Peretz, 53, is deliberately targeting Barak. If the former prime minister is returned as Labor's head, there would be little difference between Labor and Likud, says Peretz, arguing that Barak is as conservative on economic policy as Finance Minister Benjamin Netanyahu of Likud.

Vilnai, 62, son of a renowned Israeli geographer, is a bluff, honest soldier in the Yitzhak Rabin mold, with the same heavy delivery as Rabin but without the late prime minister's analytical brilliance. Vilnai has surveys showing that Labor under his leadership would win almost as many seats as under Peres.

Ben-Eliezer, 69, is considered as hawkish as Barak on the peace process, with Vilnai in the center and Peres and Peretz more dovish. Trailing badly in early polls, Ben-Eliezer says he'll nevertheless be the surprise in the leadership race.

And well he might be: In the membership drive that closed May 15, Ben-Eliezer brought in 36,000 new members, 8,000 more than Peretz and more than twice as many as Peres, Barak and Vilnai.

Moreover, polls that show Peres in the lead, followed by Vilnai, Barak, Peretz and Ben-Eliezer, were conducted among the old party membership of 48,000. Critics say only surveys of the 130,000 or so newly recruited members will give an accurate reflection of the balance of power in the party.

Labor is due to hold a convention next week to approve the membership register, finalize election rules and decide whether or not to defer the June 28 election date.

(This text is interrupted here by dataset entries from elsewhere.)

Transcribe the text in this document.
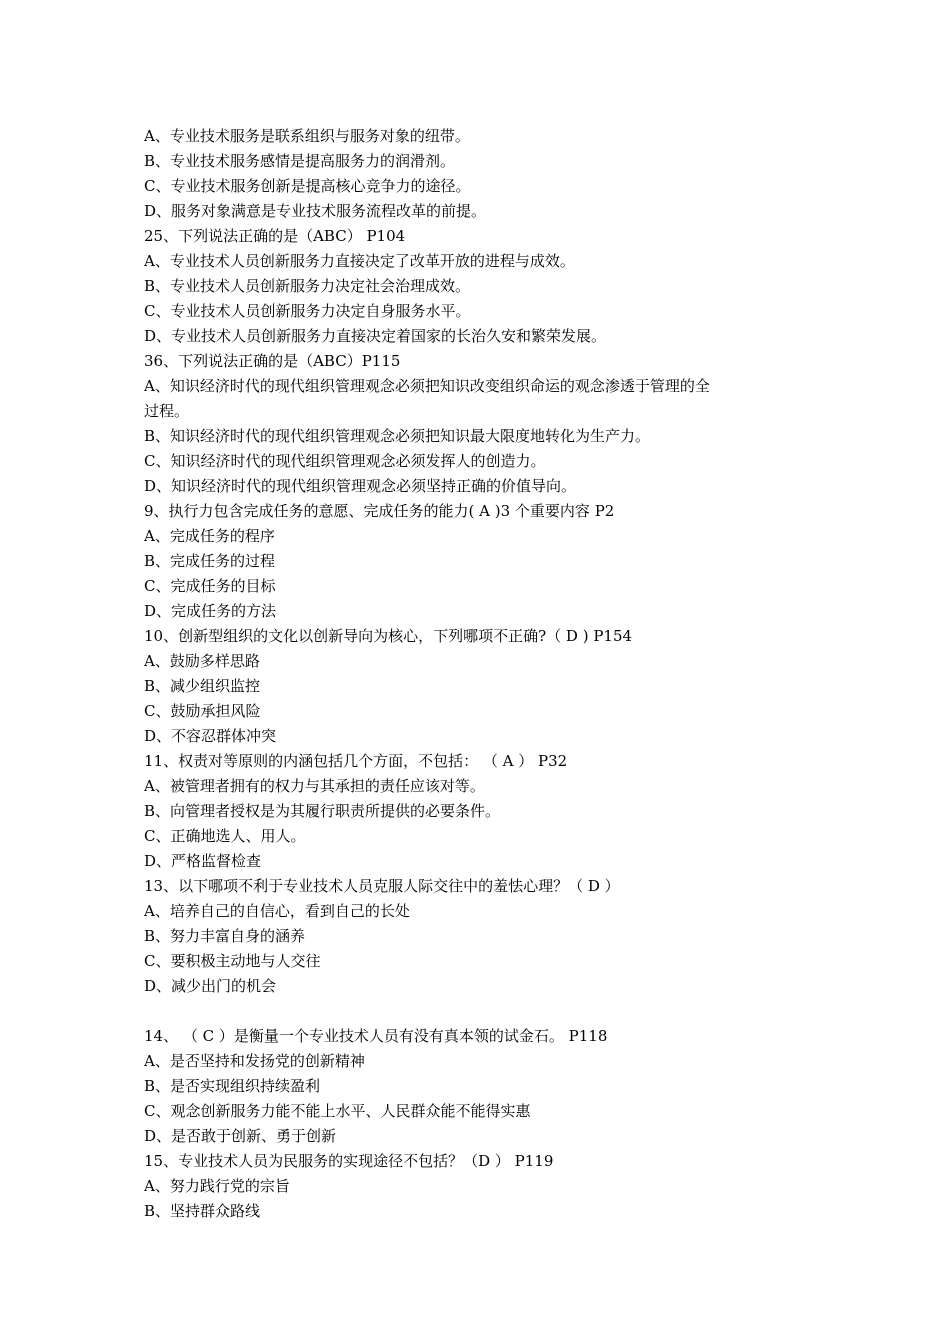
A、专业技术服务是联系组织与服务对象的纽带。
B、专业技术服务感情是提高服务力的润滑剂。
C、专业技术服务创新是提高核心竞争力的途径。
D、服务对象满意是专业技术服务流程改革的前提。
25、下列说法正确的是（ABC） P104
A、专业技术人员创新服务力直接决定了改革开放的进程与成效。
B、专业技术人员创新服务力决定社会治理成效。
C、专业技术人员创新服务力决定自身服务水平。
D、专业技术人员创新服务力直接决定着国家的长治久安和繁荣发展。
36、下列说法正确的是（ABC）P115
A、知识经济时代的现代组织管理观念必须把知识改变组织命运的观念渗透于管理的全
过程。
B、知识经济时代的现代组织管理观念必须把知识最大限度地转化为生产力。
C、知识经济时代的现代组织管理观念必须发挥人的创造力。
D、知识经济时代的现代组织管理观念必须坚持正确的价值导向。
9、执行力包含完成任务的意愿、完成任务的能力( A )3 个重要内容 P2
A、完成任务的程序
B、完成任务的过程
C、完成任务的目标
D、完成任务的方法
10、创新型组织的文化以创新导向为核心，下列哪项不正确?（ D ) P154
A、鼓励多样思路
B、减少组织监控
C、鼓励承担风险
D、不容忍群体冲突
11、权责对等原则的内涵包括几个方面，不包括： （ A ） P32
A、被管理者拥有的权力与其承担的责任应该对等。
B、向管理者授权是为其履行职责所提供的必要条件。
C、正确地选人、用人。
D、严格监督检查
13、以下哪项不利于专业技术人员克服人际交往中的羞怯心理？（ D ）
A、培养自己的自信心，看到自己的长处
B、努力丰富自身的涵养
C、要积极主动地与人交往
D、减少出门的机会
14、 （ C ）是衡量一个专业技术人员有没有真本领的试金石。 P118
A、是否坚持和发扬党的创新精神
B、是否实现组织持续盈利
C、观念创新服务力能不能上水平、人民群众能不能得实惠
D、是否敢于创新、勇于创新
15、专业技术人员为民服务的实现途径不包括？（D ） P119
A、努力践行党的宗旨
B、坚持群众路线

There's one other key issue on the agenda: Barak's people have challenged Peretz's right to run, arguing his One Nation party, which recently returned to the Labor fold, has not yet fully merged with Labor.

According to party rules, to win a leadership race a candidate must poll over 40 percent of the overall vote. With five candidates in the field, no one is likely to win so many votes on the first ballot, and the two leading candidates would face a run-off two weeks later.